I filled the pot with water. Anchovy base, seaweed, tofu — hangover soup, muscle memory from childhood mornings with my mother.
And as I stirred, something unsettled in me kept swirling with the broth.
What was that all about?
Why did it matter so much?
What am I doing?
—
Later that night, I texted Ivan.
aleem: what if you liked someone you weren’t supposed to like?
ivan: you mean like… your professor? your cousin? your TA?
aleem: no.
ivan: oh. then go on.
aleem: she’s close to someone I care about.
ivan: and?
aleem: and I think she feels something too. but we’re both pretending it’s not there.

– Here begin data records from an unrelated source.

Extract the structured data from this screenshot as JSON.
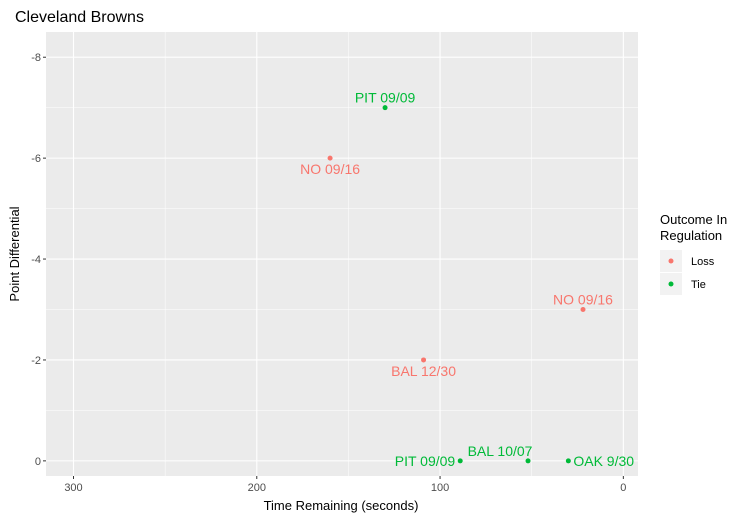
{
  "chart_data": {
    "type": "scatter",
    "title": "Cleveland Browns",
    "xlabel": "Time Remaining (seconds)",
    "ylabel": "Point Differential",
    "xlim": [
      315,
      -8
    ],
    "ylim": [
      0.3,
      -8.5
    ],
    "x_reversed": true,
    "y_reversed": true,
    "x_ticks": [
      300,
      200,
      100,
      0
    ],
    "y_ticks": [
      0,
      -2,
      -4,
      -6,
      -8
    ],
    "x_tick_labels": [
      "300",
      "200",
      "100",
      "0"
    ],
    "y_tick_labels": [
      "0",
      "-2",
      "-4",
      "-6",
      "-8"
    ],
    "grid": true,
    "legend_position": "right",
    "legend": {
      "title_lines": [
        "Outcome In",
        "Regulation"
      ],
      "entries": [
        {
          "label": "Loss",
          "color": "#F8766D"
        },
        {
          "label": "Tie",
          "color": "#00BA38"
        }
      ]
    },
    "colors": {
      "Loss": "#F8766D",
      "Tie": "#00BA38"
    },
    "points": [
      {
        "x": 130,
        "y": -7,
        "label": "PIT 09/09",
        "outcome": "Tie",
        "label_pos": "above"
      },
      {
        "x": 160,
        "y": -6,
        "label": "NO 09/16",
        "outcome": "Loss",
        "label_pos": "below"
      },
      {
        "x": 22,
        "y": -3,
        "label": "NO 09/16",
        "outcome": "Loss",
        "label_pos": "above"
      },
      {
        "x": 109,
        "y": -2,
        "label": "BAL 12/30",
        "outcome": "Loss",
        "label_pos": "below"
      },
      {
        "x": 89,
        "y": 0,
        "label": "PIT 09/09",
        "outcome": "Tie",
        "label_pos": "left"
      },
      {
        "x": 52,
        "y": 0,
        "label": "BAL 10/07",
        "outcome": "Tie",
        "label_pos": "above-left"
      },
      {
        "x": 30,
        "y": 0,
        "label": "OAK 9/30",
        "outcome": "Tie",
        "label_pos": "right"
      }
    ]
  }
}
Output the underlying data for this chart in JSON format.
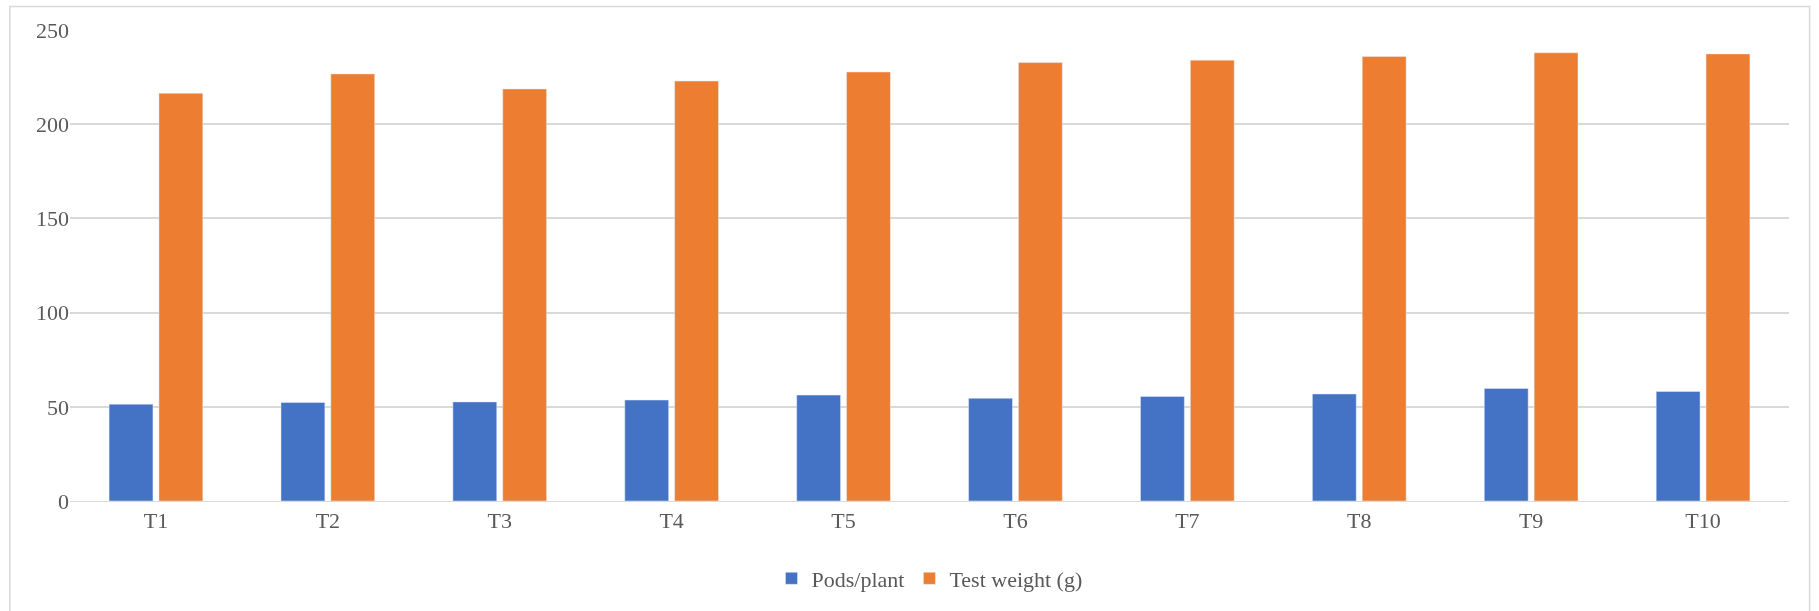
{
  "chart_data": {
    "type": "bar",
    "categories": [
      "T1",
      "T2",
      "T3",
      "T4",
      "T5",
      "T6",
      "T7",
      "T8",
      "T9",
      "T10"
    ],
    "series": [
      {
        "name": "Pods/plant",
        "color": "#4472c4",
        "values": [
          51.4,
          52.3,
          52.6,
          53.6,
          56.2,
          54.5,
          55.5,
          56.8,
          59.7,
          58.1
        ]
      },
      {
        "name": "Test weight (g)",
        "color": "#ed7d31",
        "values": [
          216.4,
          226.7,
          218.7,
          222.9,
          227.7,
          232.7,
          234.0,
          236.0,
          237.9,
          237.3
        ]
      }
    ],
    "ylim": [
      0,
      250
    ],
    "yticks": [
      0,
      50,
      100,
      150,
      200,
      250
    ],
    "grid": "y",
    "legend": "bottom"
  }
}
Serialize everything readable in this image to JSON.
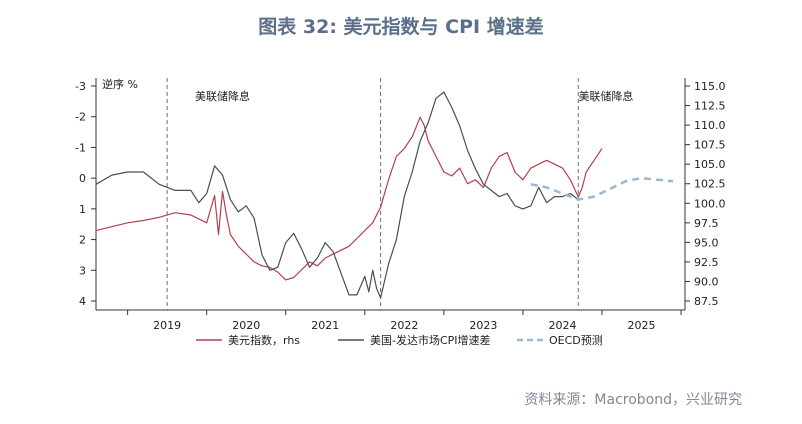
{
  "title": "图表 32: 美元指数与 CPI 增速差",
  "source": "资料来源：Macrobond，兴业研究",
  "chart_data": {
    "type": "line",
    "left_axis_label": "逆序 %",
    "left_axis": {
      "inverted": true,
      "ticks": [
        "-3",
        "-2",
        "-1",
        "0",
        "1",
        "2",
        "3",
        "4"
      ],
      "range": [
        -3,
        4
      ]
    },
    "right_axis": {
      "ticks": [
        "115.0",
        "112.5",
        "110.0",
        "107.5",
        "105.0",
        "102.5",
        "100.0",
        "97.5",
        "95.0",
        "92.5",
        "90.0",
        "87.5"
      ],
      "range": [
        87.5,
        115
      ]
    },
    "x_axis": {
      "labels": [
        "2019",
        "2020",
        "2021",
        "2022",
        "2023",
        "2024",
        "2025"
      ],
      "range": [
        2018.6,
        2026.05
      ]
    },
    "annotations": [
      {
        "text": "美联储降息",
        "x": 2020.2
      },
      {
        "text": "美联储降息",
        "x": 2025.05
      }
    ],
    "vlines": [
      2019.5,
      2022.2,
      2024.7
    ],
    "series": [
      {
        "name": "美元指数，rhs",
        "axis": "right",
        "color": "#b5404a",
        "x": [
          2018.6,
          2018.8,
          2019.0,
          2019.2,
          2019.4,
          2019.6,
          2019.8,
          2019.9,
          2020.0,
          2020.1,
          2020.15,
          2020.2,
          2020.25,
          2020.3,
          2020.4,
          2020.5,
          2020.6,
          2020.7,
          2020.8,
          2020.9,
          2021.0,
          2021.1,
          2021.2,
          2021.3,
          2021.4,
          2021.5,
          2021.6,
          2021.7,
          2021.8,
          2021.9,
          2022.0,
          2022.1,
          2022.2,
          2022.3,
          2022.4,
          2022.5,
          2022.6,
          2022.7,
          2022.75,
          2022.8,
          2022.9,
          2023.0,
          2023.1,
          2023.2,
          2023.3,
          2023.4,
          2023.5,
          2023.6,
          2023.7,
          2023.8,
          2023.9,
          2024.0,
          2024.1,
          2024.2,
          2024.3,
          2024.4,
          2024.5,
          2024.6,
          2024.7,
          2024.75,
          2024.8,
          2024.9,
          2025.0
        ],
        "values": [
          96.5,
          97.0,
          97.5,
          97.8,
          98.2,
          98.8,
          98.5,
          98.0,
          97.5,
          101.0,
          96.0,
          101.5,
          98.5,
          96.0,
          94.5,
          93.5,
          92.5,
          92.0,
          91.8,
          91.2,
          90.2,
          90.5,
          91.5,
          92.5,
          92.0,
          93.0,
          93.5,
          94.0,
          94.5,
          95.5,
          96.5,
          97.5,
          99.5,
          103.0,
          106.0,
          107.0,
          108.5,
          111.0,
          110.0,
          108.0,
          106.0,
          104.0,
          103.5,
          104.5,
          102.5,
          103.0,
          102.0,
          104.5,
          106.0,
          106.5,
          104.0,
          103.0,
          104.5,
          105.0,
          105.5,
          105.0,
          104.5,
          103.0,
          100.8,
          102.0,
          104.0,
          105.5,
          107.0
        ]
      },
      {
        "name": "美国-发达市场CPI增速差",
        "axis": "left",
        "color": "#4a4d52",
        "x": [
          2018.6,
          2018.8,
          2019.0,
          2019.2,
          2019.4,
          2019.6,
          2019.8,
          2019.9,
          2020.0,
          2020.1,
          2020.2,
          2020.3,
          2020.4,
          2020.5,
          2020.6,
          2020.7,
          2020.8,
          2020.9,
          2021.0,
          2021.1,
          2021.2,
          2021.3,
          2021.4,
          2021.5,
          2021.6,
          2021.7,
          2021.8,
          2021.9,
          2022.0,
          2022.05,
          2022.1,
          2022.15,
          2022.2,
          2022.3,
          2022.4,
          2022.5,
          2022.6,
          2022.7,
          2022.8,
          2022.9,
          2023.0,
          2023.1,
          2023.2,
          2023.3,
          2023.4,
          2023.5,
          2023.6,
          2023.7,
          2023.8,
          2023.9,
          2024.0,
          2024.1,
          2024.2,
          2024.3,
          2024.4,
          2024.5,
          2024.6,
          2024.7
        ],
        "values": [
          0.2,
          -0.1,
          -0.2,
          -0.2,
          0.2,
          0.4,
          0.4,
          0.8,
          0.5,
          -0.4,
          -0.1,
          0.7,
          1.1,
          0.9,
          1.3,
          2.5,
          3.0,
          2.9,
          2.1,
          1.8,
          2.3,
          2.9,
          2.6,
          2.1,
          2.4,
          3.1,
          3.8,
          3.8,
          3.2,
          3.7,
          3.0,
          3.6,
          3.9,
          2.8,
          2.0,
          0.6,
          -0.2,
          -1.2,
          -1.8,
          -2.6,
          -2.8,
          -2.3,
          -1.7,
          -0.9,
          -0.3,
          0.2,
          0.4,
          0.6,
          0.5,
          0.9,
          1.0,
          0.9,
          0.3,
          0.8,
          0.6,
          0.6,
          0.5,
          0.7
        ]
      },
      {
        "name": "OECD预测",
        "axis": "left",
        "color": "#9bb8d3",
        "dashed": true,
        "x": [
          2024.1,
          2024.3,
          2024.5,
          2024.7,
          2024.9,
          2025.1,
          2025.3,
          2025.5,
          2025.7,
          2025.9
        ],
        "values": [
          0.2,
          0.3,
          0.5,
          0.7,
          0.6,
          0.35,
          0.1,
          0.0,
          0.05,
          0.1
        ]
      }
    ]
  }
}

ivan: so what’s worse — acting on it? or living in a house with it bottled up?
I didn’t respond.
Because I didn’t know.
—
The next morning, I set the hangover soup down in front of her. She blinked at it, still half-asleep.
“You made this?” she asked.
I nodded.
She tasted it. Her lips curled gently. “Thanks.”
A beat of hesitation.
“Was it you who… brought me home?”
Another nod.
She looked at me for a moment, eyes searching.
Then, quietly: “Thanks.”
Not casual. Not obligatory.
Just soft. Real.
I sat there long after she disappeared into her room.
This wasn’t just about Kim Ho anymore.
It was about whether I could keep pretending this was nothing.
And with every day, that illusion was getting harder to hold.